The club dropped back into the Tercera in 1998 and lost its sponsorship with Endesa in 2002. Renamed Andorra Club de Fútbol, they achieved a long run of top half finishes, reaching but failing to navigate the playoffs on five occasions. In 2007, as part of the club’s golden jubilee celebrations, the stadium received a makeover, when a new roof was added to the west side, which now extended the full length of the pitch. New seating was added to the existing deck and the raised platform above the changing rooms, that stands in the south-west corner, was turned into a corporate facility under the new roof. The three open sides were also re-terraced and a new pitched was laid. The stadium was renamed the Estadio Juan Antonio Endeiza in honour of the club president who oversaw proceedings in the 1960s.

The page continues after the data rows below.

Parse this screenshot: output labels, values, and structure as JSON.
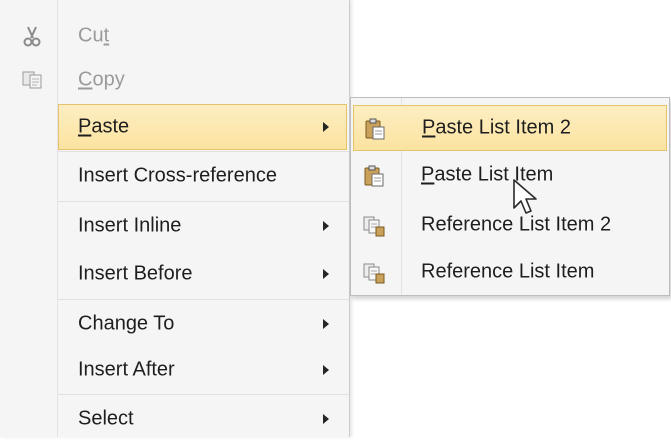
{
  "context_menu": {
    "items": [
      {
        "pre": "Cu",
        "ul": "t",
        "post": "",
        "disabled": true,
        "icon": "scissors-icon"
      },
      {
        "pre": "",
        "ul": "C",
        "post": "opy",
        "disabled": true,
        "icon": "copy-icon"
      },
      {
        "pre": "",
        "ul": "P",
        "post": "aste",
        "submenu": true,
        "highlighted": true
      },
      {
        "label": "Insert Cross-reference"
      },
      {
        "label": "Insert Inline",
        "submenu": true
      },
      {
        "label": "Insert Before",
        "submenu": true
      },
      {
        "label": "Change To",
        "submenu": true
      },
      {
        "label": "Insert After",
        "submenu": true
      },
      {
        "label": "Select",
        "submenu": true
      }
    ]
  },
  "paste_submenu": {
    "items": [
      {
        "pre": "",
        "ul": "P",
        "post": "aste List Item 2",
        "icon": "paste-clipboard-icon",
        "highlighted": true
      },
      {
        "pre": "",
        "ul": "P",
        "post": "aste List Item",
        "icon": "paste-clipboard-icon"
      },
      {
        "pre": "Reference List Item 2",
        "ul": "",
        "post": "",
        "icon": "paste-reference-icon"
      },
      {
        "pre": "Reference List Item",
        "ul": "",
        "post": "",
        "icon": "paste-reference-icon"
      }
    ]
  },
  "colors": {
    "menu_bg": "#f5f5f5",
    "highlight_top": "#fdeec2",
    "highlight_bottom": "#fbe3a0",
    "highlight_border": "#e6c26c",
    "disabled_text": "#9a9a9a"
  }
}
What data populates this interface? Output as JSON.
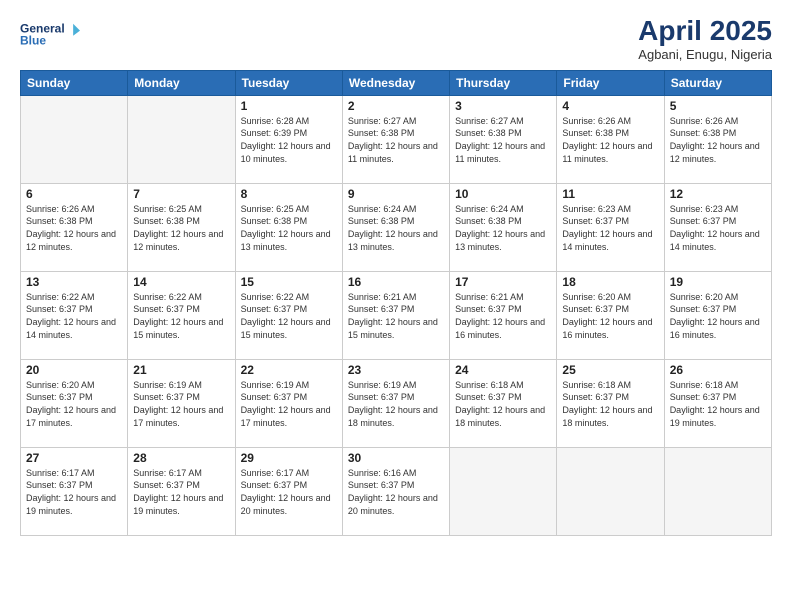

Andorra CF finally returned to Segunda B in 2011, when they won the Tercera title for the seventh time and then defeated SD Noja in the playoffs. There would be no repeat of the glory years of the 1980s & 90s, with Andorra CF dropping back to the Tercera after a fruitless season-long battle with relegation. Worst was to follow in 2017 when the club dropped to the Regional Preferente for the first time in four decades.